Postpartum support needs to address the fact that some of the leading causes of death for a new mother are suicide and overdose. This is especially the case with non-Hispanic white women whose leading cause of death postpartum was due to mental health conditions.
Postpartum support needs to address that some of the leading causes of death for a new mother are suicide and overdose.
Why? Doctors believe it’s due to women lacking education, referral resources, time, and reimbursement for proper maternal mental health screenings and treatments. And for those who do go through with an abortion, research has confirmed on numerous occasions that abortion trauma is a real thing, despite pro-abortion activists downplaying the severity of mental health complications that can and do arise post-abortion. Again, the resources to counter these difficulties are out there, but women hear pregnancy resource centers slandered by pro-abortion activists and fail to get the truth.
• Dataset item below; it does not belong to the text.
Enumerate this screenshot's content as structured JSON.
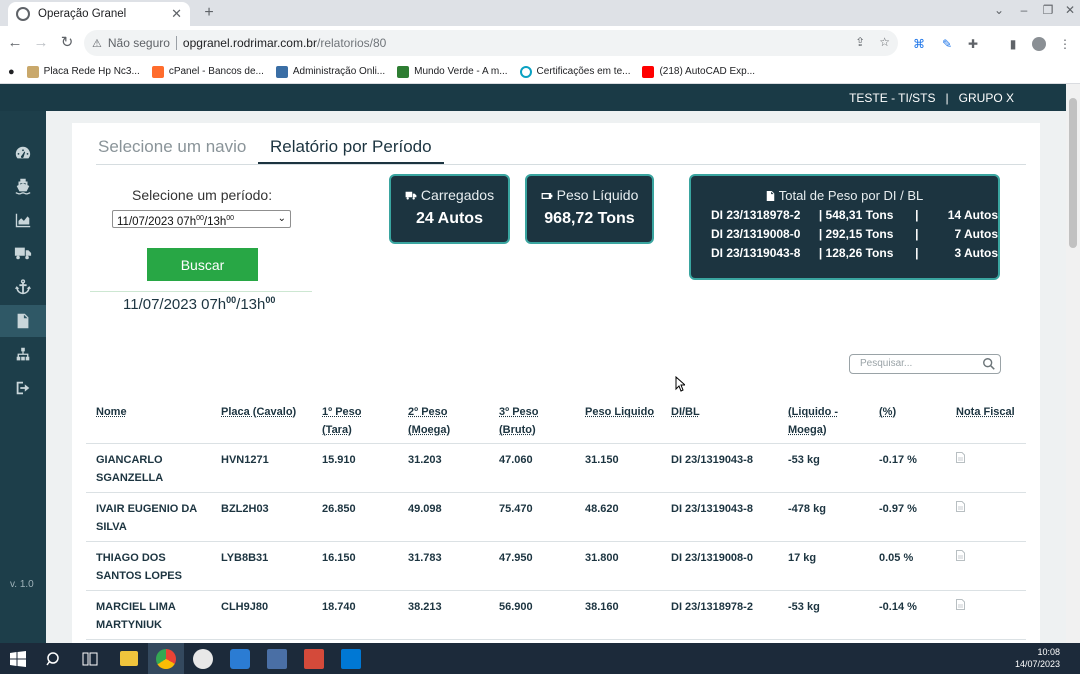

“We call ourselves pro-life for a reason,” Paz said. “We believe in preserving human life, and that means treating miscarriages, ectopic pregnancies, and other physical life-threatening circumstances with quality, life-sustaining care. That care does not include abortion.”
Overall, Roe v. Wade being overturned will not increase maternal mortality and we will likely see pregnancy-related deaths decrease, as demonstrated by data from other countries before and after they legalized abortion. Those researchers suggest that because abortions are banned, there’s more of a priority placed on improved care for pregnant women and mothers such as “better emergency obstetric care, transportation to emergency obstetric care, delivery by trained birth attendants, education for women, and better postnatal care for mothers and infants.”
Closing Thoughts
With the dishearteningly high rate that the United States currently faces for pregnancy-related mortality, we can only hope that our post-Roe nation will follow in the footsteps of other countries that increased critical care and, as a result, saw a decrease in maternal mortality. We owe it to the women who have been wronged by the abortion industry. We owe it to all women to properly address maternal care instead of putting a priority on convenience and ignoring the consequences of abortion.